Stephen Edwin King (born September 21, 1947) is an American author. Called the “King of Horror,” he has also explored other genres, including suspense, crime, science fiction, fantasy, and mystery.

Biography.

He has also written approximately 200 short stories, most of which have been published in collections. His debut, Carrie (1974), established him in horror. Different Seasons (1982), a collection of four novellas, was his first significant departure from the genre. Among the films adapted from King’s fiction are Carrie, Christine, The Shining, The Dead Zone, Stand by Me, Misery, Dolores Claiborne, The Shawshank Redemption, The Green Mile and It. He has published under the pseudonym Richard Bachman and has co-written works with other authors, notably his friend Peter Straub and sons Joe Hill and Owen King. He has also written nonfiction, notably On Writing: A Memoir of the Craft.

Several of King’s works have won the Bram Stoker and August Derleth Awards.
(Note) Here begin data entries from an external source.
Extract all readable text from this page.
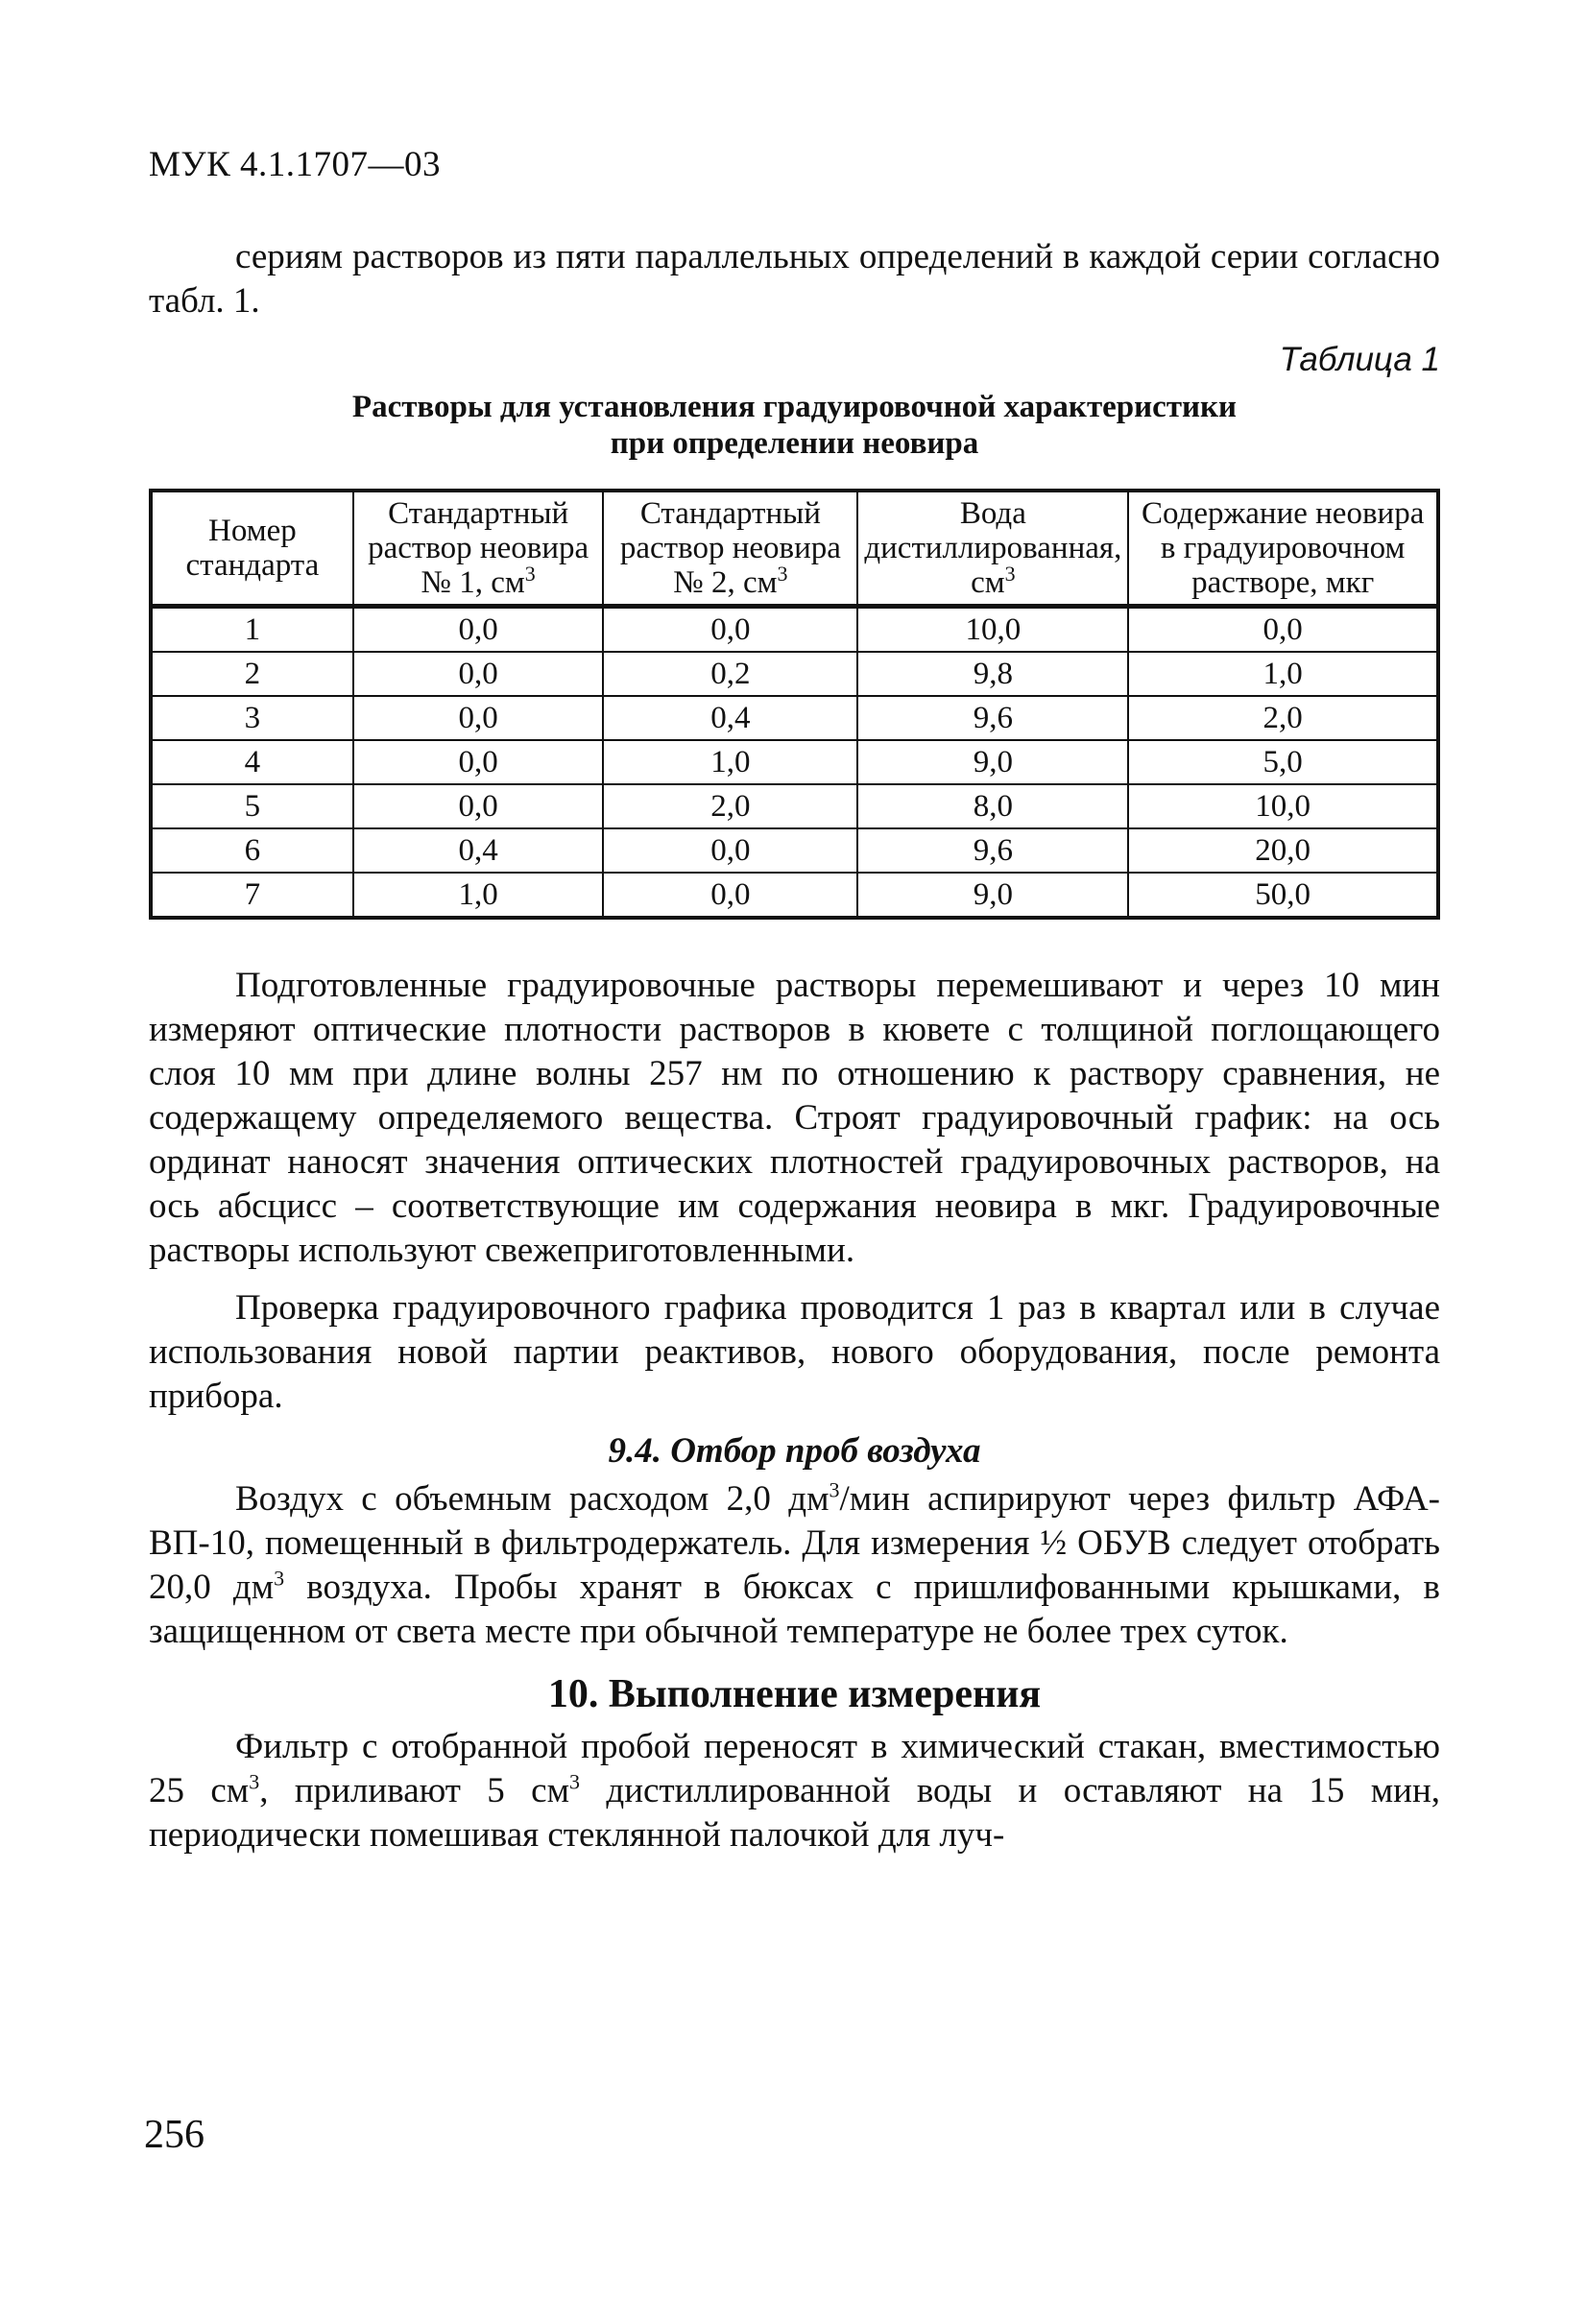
МУК 4.1.1707—03

сериям растворов из пяти параллельных определений в каждой серии согласно табл. 1.

Таблица 1
Растворы для установления градуировочной характеристики
при определении неовира
Номер стандарта	Стандартный раствор неовира № 1, $см^3$	Стандартный раствор неовира № 2, $см^3$	Вода дистиллированная, $см^3$	Содержание неовира в градуировочном растворе, мкг
1	0,0	0,0	10,0	0,0
2	0,0	0,2	9,8	1,0
3	0,0	0,4	9,6	2,0
4	0,0	1,0	9,0	5,0
5	0,0	2,0	8,0	10,0
6	0,4	0,0	9,6	20,0
7	1,0	0,0	9,0	50,0

Подготовленные градуировочные растворы перемешивают и через 10 мин измеряют оптические плотности растворов в кювете с толщиной поглощающего слоя 10 мм при длине волны 257 нм по отношению к раствору сравнения, не содержащему определяемого вещества. Строят градуировочный график: на ось ординат наносят значения оптических плотностей градуировочных растворов, на ось абсцисс – соответствующие им содержания неовира в мкг. Градуировочные растворы используют свежеприготовленными.

Проверка градуировочного графика проводится 1 раз в квартал или в случае использования новой партии реактивов, нового оборудования, после ремонта прибора.

9.4. Отбор проб воздуха

Воздух с объемным расходом 2,0 $дм^3$/мин аспирируют через фильтр АФА-ВП-10, помещенный в фильтродержатель. Для измерения ½ ОБУВ следует отобрать 20,0 $дм^3$ воздуха. Пробы хранят в бюксах с пришлифованными крышками, в защищенном от света месте при обычной температуре не более трех суток.

10. Выполнение измерения

Фильтр с отобранной пробой переносят в химический стакан, вместимостью 25 $см^3$, приливают 5 $см^3$ дистиллированной воды и оставляют на 15 мин, периодически помешивая стеклянной палочкой для луч-

256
He has also won awards for his overall contributions to literature, including the 2003 Medal for Distinguished Contribution to American Letters, the 2007 Grand Master Award from the Mystery Writers of America and the 2014 National Medal of Arts. Joyce Carol Oates called King “a brilliantly rooted, psychologically ‘realistic’ writer, for whom the American scene has been a continuous source of inspiration, and American popular culture a vast cornucopia of possibilities.”

Early life and education

King was born in Portland, Maine, on September 21, 1947. His father, Donald Edwin King, a travelling vacuum salesman after returning from World War II, was born in Indiana with the surname Pollock, changing it to King as an adult. King’s mother was Nellie Ruth King (née Pillsbury). His parents were married in Scarborough, Maine, on July 23, 1939. They lived with Donald’s family in Chicago before moving to Croton-on-Hudson, New York. King’s parents returned to Maine after World War II, living in a modest house in Scarborough. He is of Scots-Irish descent.

When King was two, his father left the family. His mother raised him and his older brother David alone, sometimes under great financial strain. They moved from Scarborough and depended on relatives in Chicago, Illinois; Croton-on-Hudson; West De Pere, Wisconsin; Fort Wayne, Indiana; Malden, Massachusetts; and Stratford, Connecticut. When King was 11, his family moved to Durham, Maine, where his mother cared for her parents until their deaths. After that, she became a caregiver in a local residential facility for the mentally challenged.